Study reveals fascinating insights about sexual behaviour amongst various religious communities.
Hindus and Muslims are less likely than Christians and Jews to have premarital sex, and Muslims are least likely among people of these religious groups to get involved in extramarital sex, a new study has revealed.
Co-authored by Amy Adamczyk, Associate Professor of Sociology at John Jay College of Criminal Justice, and Brittany Hayes, PhD student in John Jay's Criminal Justice program, the study, Religion and Sexual Behaviors: Understanding the Influence of Islamic Cultures and Religious Affiliation for Explaining Sex Outside of Marriage, analysed data on premarital and extramarital sexual behaviours in over 30 developing countries around the world.
According to the researchers, Muslims' lower likelihood of premarital and extramarital sex is related to their commitment to and community support for strict religious tenants that only permit sex within marriage.
Adamczyk and Hayes also found that national Islamic cultures influence the sexual behaviours of all residents, even people who do not identify themselves as Muslim.

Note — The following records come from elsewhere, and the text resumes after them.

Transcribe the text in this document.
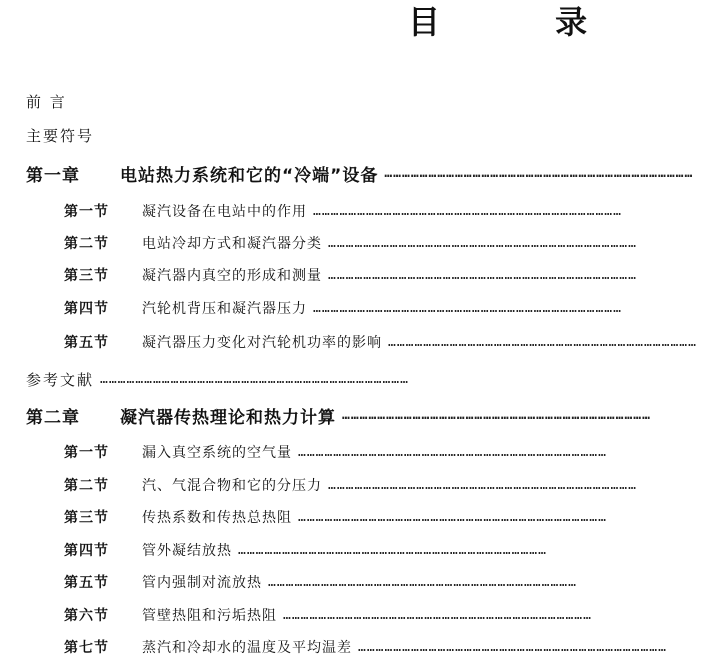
目 录
前 言
主要符号
第一章 电站热力系统和它的“冷端”设备 ……………………………………………………………………………………………
第一节 凝汽设备在电站中的作用 ……………………………………………………………………………………………
第二节 电站冷却方式和凝汽器分类 ……………………………………………………………………………………………
第三节 凝汽器内真空的形成和测量 ……………………………………………………………………………………………
第四节 汽轮机背压和凝汽器压力 ……………………………………………………………………………………………
第五节 凝汽器压力变化对汽轮机功率的影响 ……………………………………………………………………………………………
参考文献 ……………………………………………………………………………………………
第二章 凝汽器传热理论和热力计算 ……………………………………………………………………………………………
第一节 漏入真空系统的空气量 ……………………………………………………………………………………………
第二节 汽、气混合物和它的分压力 ……………………………………………………………………………………………
第三节 传热系数和传热总热阻 ……………………………………………………………………………………………
第四节 管外凝结放热 ……………………………………………………………………………………………
第五节 管内强制对流放热 ……………………………………………………………………………………………
第六节 管壁热阻和污垢热阻 ……………………………………………………………………………………………
第七节 蒸汽和冷却水的温度及平均温差 ……………………………………………………………………………………………
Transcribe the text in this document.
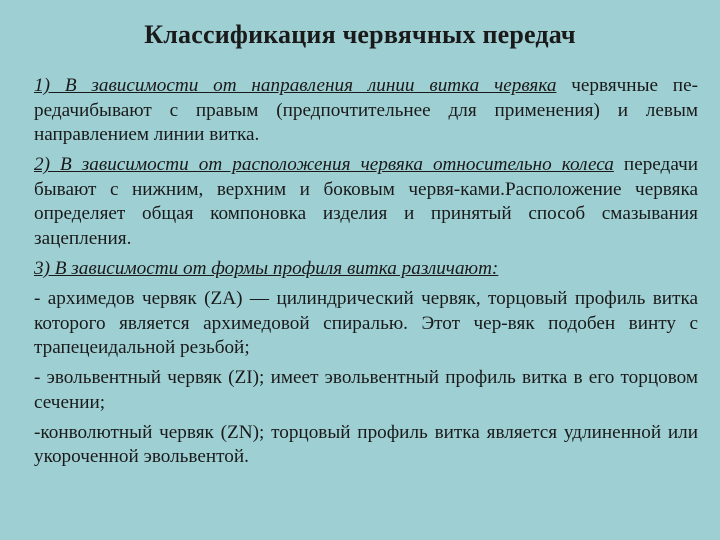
Классификация червячных передач

1) В зависимости от направления линии витка червяка червячные пе-редачибывают с правым (предпочтительнее для применения) и левым направлением линии витка.

2) В зависимости от расположения червяка относительно колеса передачи бывают с нижним, верхним и боковым червя-ками.Расположение червяка определяет общая компоновка изделия и принятый способ смазывания зацепления.

3) В зависимости от формы профиля витка различают:

- архимедов червяк (ZA) — цилиндрический червяк, торцовый профиль витка которого является архимедовой спиралью. Этот чер-вяк подобен винту с трапецеидальной резьбой;

- эвольвентный червяк (ZI); имеет эвольвентный профиль витка в его торцовом сечении;

-конволютный червяк (ZN); торцовый профиль витка является удлиненной или укороченной эвольвентой.
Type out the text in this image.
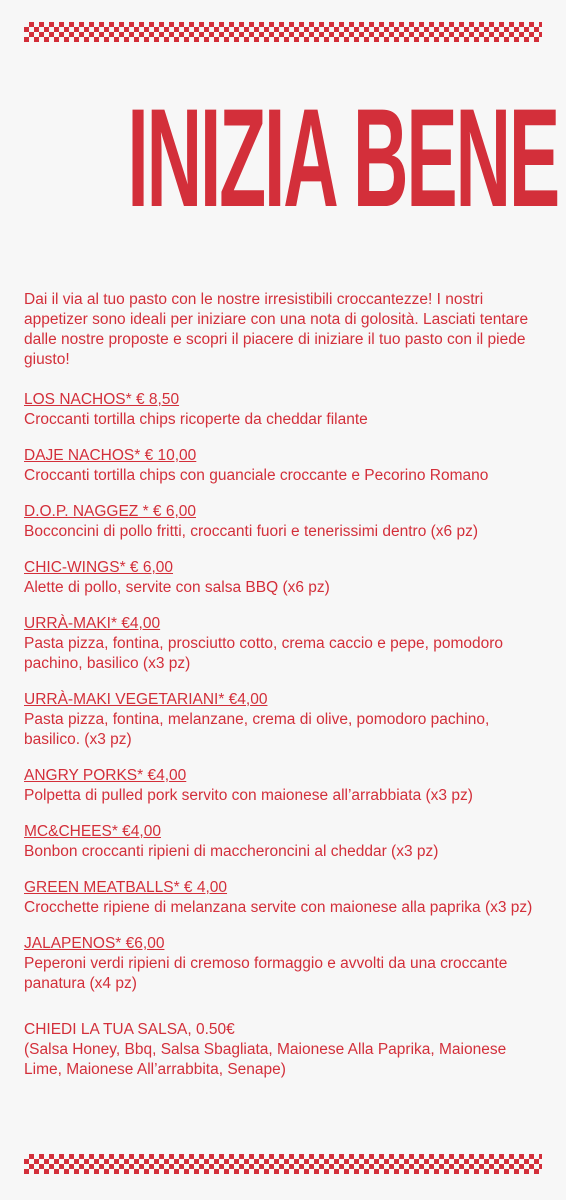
INIZIA BENE

Dai il via al tuo pasto con le nostre irresistibili croccantezze! I nostri appetizer sono ideali per iniziare con una nota di golosità. Lasciati tentare dalle nostre proposte e scopri il piacere di iniziare il tuo pasto con il piede giusto!

LOS NACHOS* € 8,50
Croccanti tortilla chips ricoperte da cheddar filante
DAJE NACHOS* € 10,00
Croccanti tortilla chips con guanciale croccante e Pecorino Romano
D.O.P. NAGGEZ * € 6,00
Bocconcini di pollo fritti, croccanti fuori e tenerissimi dentro (x6 pz)
CHIC-WINGS* € 6,00
Alette di pollo, servite con salsa BBQ (x6 pz)
URRÀ-MAKI* €4,00
Pasta pizza, fontina, prosciutto cotto, crema caccio e pepe, pomodoro pachino, basilico (x3 pz)
URRÀ-MAKI VEGETARIANI* €4,00
Pasta pizza, fontina, melanzane, crema di olive, pomodoro pachino, basilico. (x3 pz)
ANGRY PORKS* €4,00
Polpetta di pulled pork servito con maionese all’arrabbiata (x3 pz)
MC&CHEES* €4,00
Bonbon croccanti ripieni di maccheroncini al cheddar (x3 pz)
GREEN MEATBALLS* € 4,00
Crocchette ripiene di melanzana servite con maionese alla paprika (x3 pz)
JALAPENOS* €6,00
Peperoni verdi ripieni di cremoso formaggio e avvolti da una croccante panatura (x4 pz)
CHIEDI LA TUA SALSA, 0.50€
(Salsa Honey, Bbq, Salsa Sbagliata, Maionese Alla Paprika, Maionese Lime, Maionese All’arrabbita, Senape)
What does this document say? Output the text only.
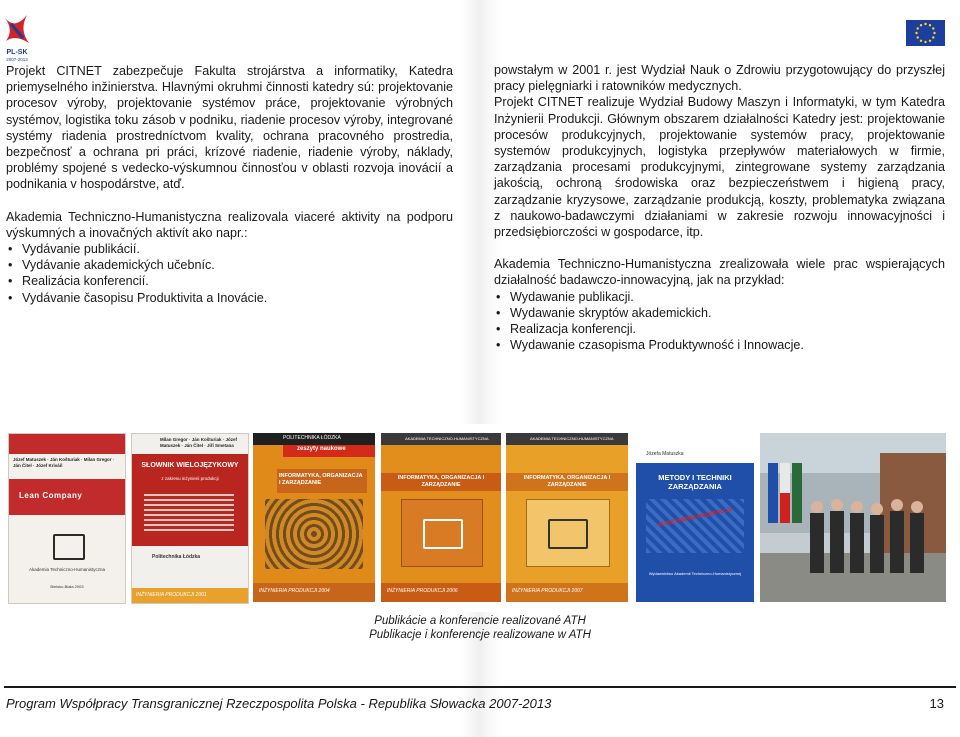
PL-SK
2007-2013

Projekt CITNET zabezpečuje Fakulta strojárstva a informatiky, Katedra priemyselného inžinierstva. Hlavnými okruhmi činnosti katedry sú: projektovanie procesov výroby, projektovanie systémov práce, projektovanie výrobných systémov, logistika toku zásob v podniku, riadenie procesov výroby, integrované systémy riadenia prostredníctvom kvality, ochrana pracovného prostredia, bezpečnosť a ochrana pri práci, krízové riadenie, riadenie výroby, náklady, problémy spojené s vedecko-výskumnou činnosťou v oblasti rozvoja inovácií a podnikania v hospodárstve, atď.

Akademia Techniczno-Humanistyczna realizovala viaceré aktivity na podporu výskumných a inovačných aktivít ako napr.:

• Vydávanie publikácií.
• Vydávanie akademických učebníc.
• Realizácia konferencií.
• Vydávanie časopisu Produktivita a Inovácie.

powstałym w 2001 r. jest Wydział Nauk o Zdrowiu przygotowujący do przyszłej pracy pielęgniarki i ratowników medycznych.

Projekt CITNET realizuje Wydział Budowy Maszyn i Informatyki, w tym Katedra Inżynierii Produkcji. Głównym obszarem działalności Katedry jest: projektowanie procesów produkcyjnych, projektowanie systemów pracy, projektowanie systemów produkcyjnych, logistyka przepływów materiałowych w firmie, zarządzania procesami produkcyjnymi, zintegrowane systemy zarządzania jakością, ochroną środowiska oraz bezpieczeństwem i higieną pracy, zarządzanie kryzysowe, zarządzanie produkcją, koszty, problematyka związana z naukowo-badawczymi działaniami w zakresie rozwoju innowacyjności i przedsiębiorczości w gospodarce, itp.

Akademia Techniczno-Humanistyczna zrealizowała wiele prac wspierających działalność badawczo-innowacyjną, jak na przykład:

• Wydawanie publikacji.
• Wydawanie skryptów akademickich.
• Realizacja konferencji.
• Wydawanie czasopisma Produktywność i Innowacje.
Józef Matuszek · Ján Košturiak · Milan Gregor · Ján Čitel · Józef Kriváň
Lean Company
Akademia Techniczno-Humanistyczna
Bielsko-Biała 2003
Milan Gregor · Ján Košturiak · Józef Matuszek · Ján Čitel · Jiří Smetana
SŁOWNIK WIELOJĘZYKOWY
z zakresu inżynierii produkcji
Politechnika Łódzka
INŻYNIERIA PRODUKCJI 2001
POLITECHNIKA ŁÓDZKA
zeszyty naukowe
INFORMATYKA, ORGANIZACJA I ZARZĄDZANIE
INŻYNIERIA PRODUKCJI 2004
AKADEMIA TECHNICZNO-HUMANISTYCZNA
INFORMATYKA, ORGANIZACJA I ZARZĄDZANIE
INŻYNIERIA PRODUKCJI 2006
AKADEMIA TECHNICZNO-HUMANISTYCZNA
INFORMATYKA, ORGANIZACJA I ZARZĄDZANIE
INŻYNIERIA PRODUKCJI 2007
Józefa Matuszka
METODY I TECHNIKI ZARZĄDZANIA
W INŻYNIERII PRODUKCJI
Wydawnictwo Akademii Techniczno-Humanistycznej
Publikácie a konferencie realizované ATH
Publikacje i konferencje realizowane w ATH
Program Współpracy Transgranicznej Rzeczpospolita Polska - Republika Słowacka 2007-2013	13
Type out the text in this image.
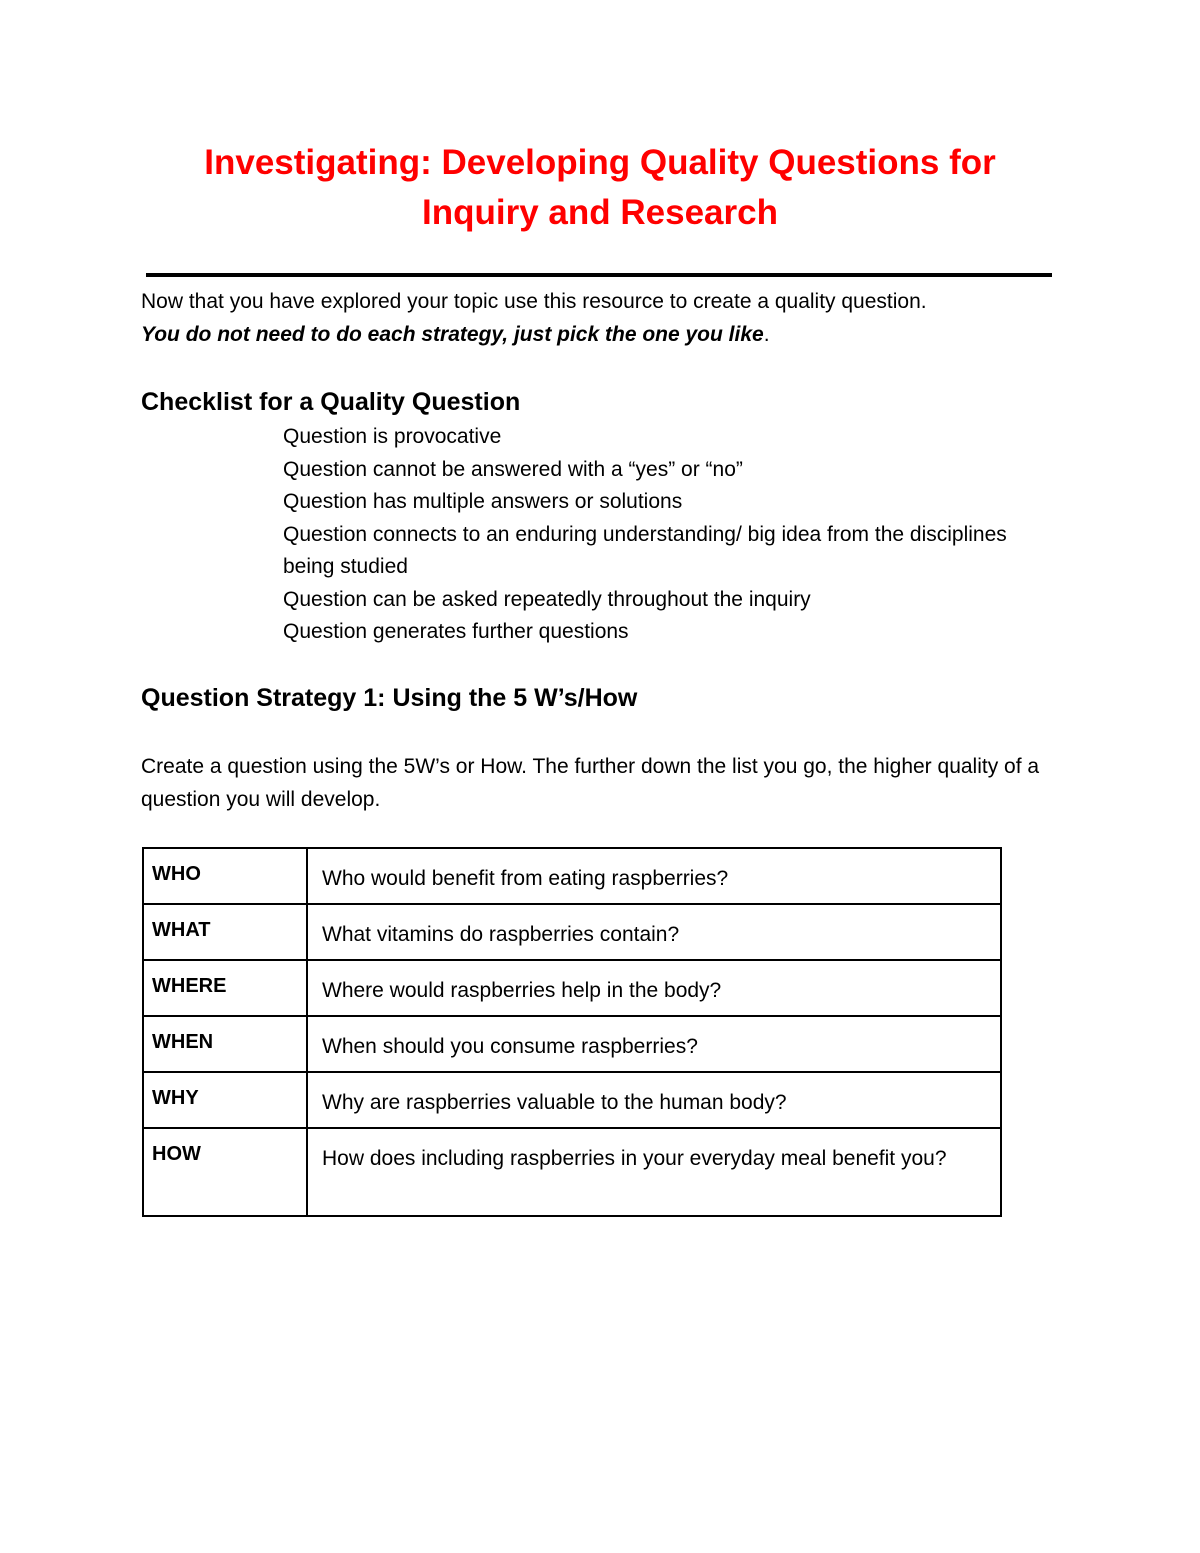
Investigating: Developing Quality Questions for
Inquiry and Research

Now that you have explored your topic use this resource to create a quality question.
You do not need to do each strategy, just pick the one you like.

Checklist for a Quality Question
Question is provocative
Question cannot be answered with a “yes” or “no”
Question has multiple answers or solutions
Question connects to an enduring understanding/ big idea from the disciplines being studied
Question can be asked repeatedly throughout the inquiry
Question generates further questions
Question Strategy 1: Using the 5 W’s/How

Create a question using the 5W’s or How. The further down the list you go, the higher quality of a question you will develop.

WHO	Who would benefit from eating raspberries?
WHAT	What vitamins do raspberries contain?
WHERE	Where would raspberries help in the body?
WHEN	When should you consume raspberries?
WHY	Why are raspberries valuable to the human body?
HOW	How does including raspberries in your everyday meal benefit you?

The authors posit that religion tends to have a more powerful effect than restrictions on women's movement in many Muslim countries.
"One of the most surprising findings was that religious affiliations have a real influence on people's sexual behaviours," Adamczyk said.
"Specifically, Muslim and Hindus are significantly less likely to report having had premarital sex than Christians and Jews. One of the novelties of our study is our analysis of behaviours, rather than attitudes.
"While a lot of research attention has been given to understanding differences between the major world religions in adherents' attitudes, much less attention has been given to understanding differences based on behaviours," she said.
The study is published in the American Sociological Review.